La nuit était calme, mais Astrid ne baissa pas sa garde pour autant. Ils pouvaient attaquer à tout moment. Sa hache, qu'elle venait d'aiguiser, était posée contre la boîte sur laquelle elle était assise. La fourrure sur ses épaules la protégeait du vent froid d'automne. Elle n'allait pas bouger pendant plusieurs heures tandis qu'ils montaient la garde. Ses coupures et brûlures de la journée avaient été soigneusement pansées par sa mère après l'entraînement, et ne provoquaient maintenant plus qu'une faible douleur qu'elle ignorait facilement.

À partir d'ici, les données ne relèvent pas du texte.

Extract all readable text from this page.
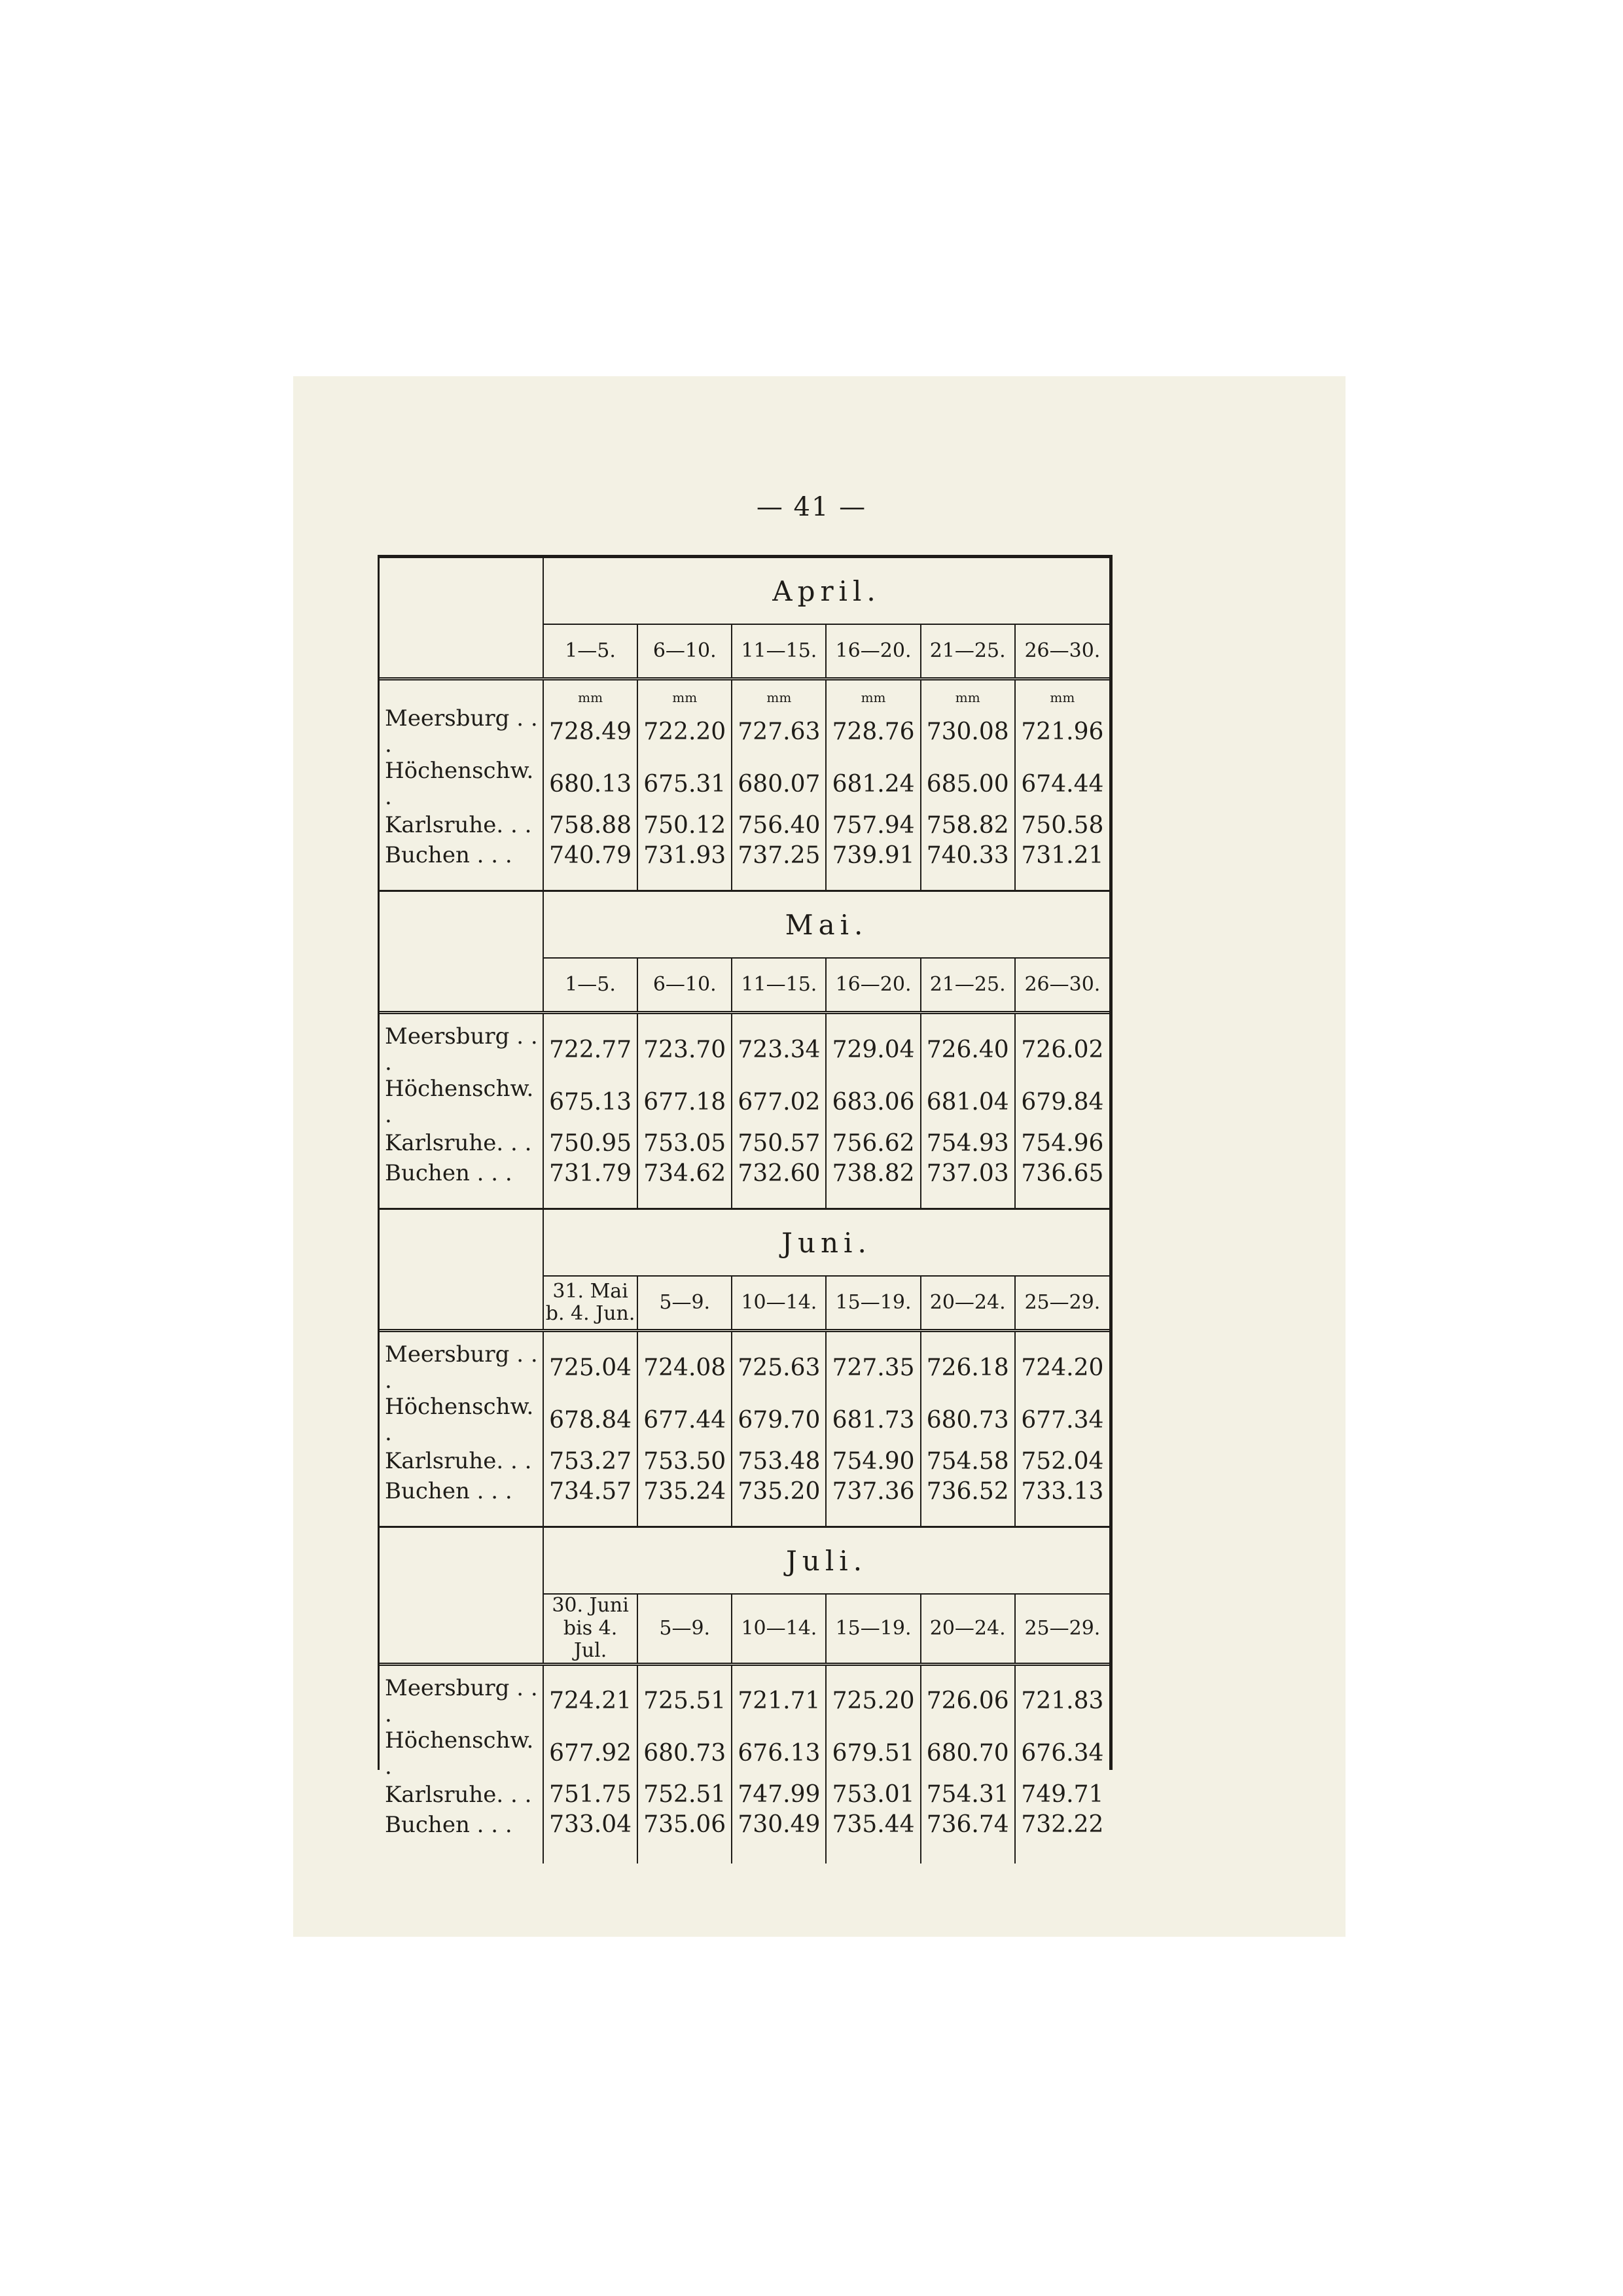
— 41 —
	April.					
	1—5.	6—10.	11—15.	16—20.	21—25.	26—30.

	mm	mm	mm	mm	mm	mm
Meersburg . . .	728.49	722.20	727.63	728.76	730.08	721.96
Höchenschw. .	680.13	675.31	680.07	681.24	685.00	674.44
Karlsruhe. . .	758.88	750.12	756.40	757.94	758.82	750.58
Buchen . . .	740.79	731.93	737.25	739.91	740.33	731.21

	Mai.					
	1—5.	6—10.	11—15.	16—20.	21—25.	26—30.

Meersburg . . .	722.77	723.70	723.34	729.04	726.40	726.02
Höchenschw. .	675.13	677.18	677.02	683.06	681.04	679.84
Karlsruhe. . .	750.95	753.05	750.57	756.62	754.93	754.96
Buchen . . .	731.79	734.62	732.60	738.82	737.03	736.65

	Juni.					
	31. Mai b. 4. Jun.	5—9.	10—14.	15—19.	20—24.	25—29.

Meersburg . . .	725.04	724.08	725.63	727.35	726.18	724.20
Höchenschw. .	678.84	677.44	679.70	681.73	680.73	677.34
Karlsruhe. . .	753.27	753.50	753.48	754.90	754.58	752.04
Buchen . . .	734.57	735.24	735.20	737.36	736.52	733.13

	Juli.					
	30. Juni bis 4. Jul.	5—9.	10—14.	15—19.	20—24.	25—29.

Meersburg . . .	724.21	725.51	721.71	725.20	726.06	721.83
Höchenschw. .	677.92	680.73	676.13	679.51	680.70	676.34
Karlsruhe. . .	751.75	752.51	747.99	753.01	754.31	749.71
Buchen . . .	733.04	735.06	730.49	735.44	736.74	732.22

Kranedur avait eu bien pire : Gothik, l'Ancienne du village, avait dû lui remettre l'épaule en place. Astrid avait regardé, impressionnée, la vieille femme manipuler l'épaule avec force et aisance. Kranedur sera forcé de regarder les entraînements sans participer pendant les prochains jours pour qu'il ait le temps de guérir, un fait qui lui avait valut les moqueries de sa sœur, qui allait prendre une longueur d'avance sur lui.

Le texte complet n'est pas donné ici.